Une dette publique est monétisée quand elle est achetée par la Banque Centrale, qui paye en créant de la monnaie. Il faut comprendre que cette opération ne change ni l’épargne, ni la richesse. Elle remplace seulement, dans la richesse des agents économiques privés (ménages, entreprises, intermédiaires financiers), la dette publique par la monnaie. Cette politique est donc efficace seulement si la détention de monnaie conduit à des comportements différents de ceux qui résultent de la détention d’obligations. Détenir davantage de monnaie peut peut-être pousser les ménages à consommer davantage, pousser les banques à distribuer davantage de crédit. C’est la condition de l’efficacité des politiques de Quantitative Easing des Banques Centrales.

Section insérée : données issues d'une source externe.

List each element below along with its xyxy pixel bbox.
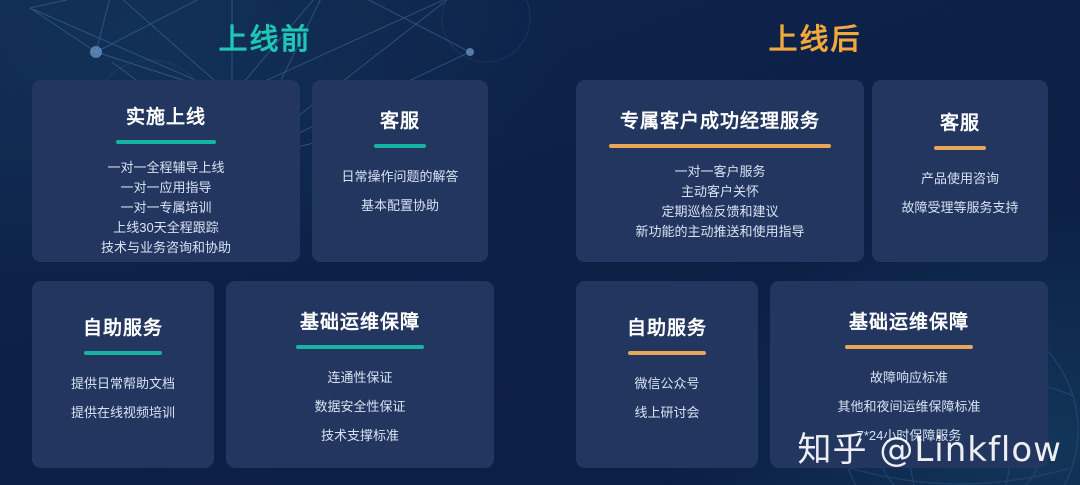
card-body: 产品使用咨询 故障受理等服务支持	[872, 164, 1048, 222]
card-line: 新功能的主动推送和使用指导	[576, 222, 864, 242]
title-underline	[934, 146, 986, 150]
card-title: 自助服务	[576, 313, 758, 340]
card-line: 一对一客户服务	[576, 162, 864, 182]
title-underline	[296, 345, 424, 349]
title-underline	[116, 140, 216, 144]
card-line: 连通性保证	[226, 363, 494, 392]
card-line: 故障受理等服务支持	[872, 193, 1048, 222]
card-line: 7*24小时保障服务	[770, 421, 1048, 450]
card-line: 其他和夜间运维保障标准	[770, 392, 1048, 421]
title-underline	[628, 351, 706, 355]
card-line: 微信公众号	[576, 369, 758, 398]
card-title: 基础运维保障	[770, 307, 1048, 334]
card-body: 一对一全程辅导上线 一对一应用指导 一对一专属培训 上线30天全程跟踪 技术与业…	[32, 158, 300, 258]
card-title: 实施上线	[32, 102, 300, 129]
card-line: 数据安全性保证	[226, 392, 494, 421]
card-line: 基本配置协助	[312, 191, 488, 220]
card-line: 提供日常帮助文档	[32, 369, 214, 398]
slide-canvas: 上线前 上线后 实施上线 一对一全程辅导上线 一对一应用指导 一对一专属培训 上…	[0, 0, 1080, 485]
card-line: 主动客户关怀	[576, 182, 864, 202]
card-line: 提供在线视频培训	[32, 398, 214, 427]
card-dedicated-csm[interactable]: 专属客户成功经理服务 一对一客户服务 主动客户关怀 定期巡检反馈和建议 新功能的…	[576, 80, 864, 262]
title-underline	[84, 351, 162, 355]
card-body: 微信公众号 线上研讨会	[576, 369, 758, 427]
card-line: 一对一应用指导	[32, 178, 300, 198]
card-line: 定期巡检反馈和建议	[576, 202, 864, 222]
card-body: 一对一客户服务 主动客户关怀 定期巡检反馈和建议 新功能的主动推送和使用指导	[576, 162, 864, 242]
card-implementation[interactable]: 实施上线 一对一全程辅导上线 一对一应用指导 一对一专属培训 上线30天全程跟踪…	[32, 80, 300, 262]
card-line: 线上研讨会	[576, 398, 758, 427]
card-customer-service-post[interactable]: 客服 产品使用咨询 故障受理等服务支持	[872, 80, 1048, 262]
card-line: 一对一专属培训	[32, 198, 300, 218]
card-ops-assurance-pre[interactable]: 基础运维保障 连通性保证 数据安全性保证 技术支撑标准	[226, 281, 494, 468]
title-underline	[374, 144, 426, 148]
card-body: 连通性保证 数据安全性保证 技术支撑标准	[226, 363, 494, 450]
card-title: 基础运维保障	[226, 307, 494, 334]
card-title: 自助服务	[32, 313, 214, 340]
card-line: 技术与业务咨询和协助	[32, 238, 300, 258]
card-line: 日常操作问题的解答	[312, 162, 488, 191]
card-body: 故障响应标准 其他和夜间运维保障标准 7*24小时保障服务	[770, 363, 1048, 450]
card-self-service-pre[interactable]: 自助服务 提供日常帮助文档 提供在线视频培训	[32, 281, 214, 468]
card-line: 故障响应标准	[770, 363, 1048, 392]
card-self-service-post[interactable]: 自助服务 微信公众号 线上研讨会	[576, 281, 758, 468]
heading-pre-launch: 上线前	[140, 16, 390, 58]
card-line: 技术支撑标准	[226, 421, 494, 450]
card-line: 产品使用咨询	[872, 164, 1048, 193]
card-ops-assurance-post[interactable]: 基础运维保障 故障响应标准 其他和夜间运维保障标准 7*24小时保障服务	[770, 281, 1048, 468]
card-title: 专属客户成功经理服务	[576, 106, 864, 133]
card-body: 提供日常帮助文档 提供在线视频培训	[32, 369, 214, 427]
card-customer-service-pre[interactable]: 客服 日常操作问题的解答 基本配置协助	[312, 80, 488, 262]
card-title: 客服	[312, 106, 488, 133]
title-underline	[845, 345, 973, 349]
card-title: 客服	[872, 108, 1048, 135]
card-line: 一对一全程辅导上线	[32, 158, 300, 178]
heading-post-launch: 上线后	[690, 16, 940, 58]
title-underline	[609, 144, 831, 148]
card-line: 上线30天全程跟踪	[32, 218, 300, 238]
card-body: 日常操作问题的解答 基本配置协助	[312, 162, 488, 220]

Pour les partisans de la Théorie Monétaire Moderne (Modern Monetary Theory, MMT) la monétisation des dettes publiques permet d’éviter l’éviction de la dépense privée. Selon la Théorie Monétaire Moderne, l’État ramène l’économie au plein emploi en mettant en place le déficit public qui est nécessaire, quel que soit sa taille, et la Banque Centrale monétise les dettes publiques correspondantes pour éviter la hausse des taux d’intérêt à long terme qui réduirait l’investissement des entreprises et la dépense des ménages. Il est clair que les pays de l’OCDE, dans la crise du coronavirus, ont adopté la Théorie Monétaire Moderne : déficit public massif, achat par la Banque Centrale contre création monétaire des obligations des États émises. P ARTUS

 La lutte contre le chômage est à mon sens veine du seul fait de l’hyper-machinerie qui expulse les individus du monde du travail via la création d’ un océan de surnuméraires qu’il faudra nourrir ou faire crever. Pour moi la MMT est une impasse qui ne sera même pas capable de mener à un capitalisme d’État ( les dites nationalisations). Les relocalisations, nous aurons l’occasion de le prouver ne sont que de la poudre au yeux, elles ne peuvent se faire que par un investissement en nouvelles technologies prédatrices d’ emplois.

 Gérard Bad septembre 2020


Notes

1-Lors du lancement de son QE en mars 2015, la BCE avait expliqué que ce QE n’était en rien une monétisation de la dette.

2-Le concept de monnaie hélicoptère a été défini pour la première fois par l’économiste américain  Milton Friedman. Il y développait une métaphore : les autorités monétaires impriment des billets et les jettent d’un hélicoptère dans les rues. Les gens les ramassent et les dépensent, ce qui permet de faire repartir l’inflation en territoire positif.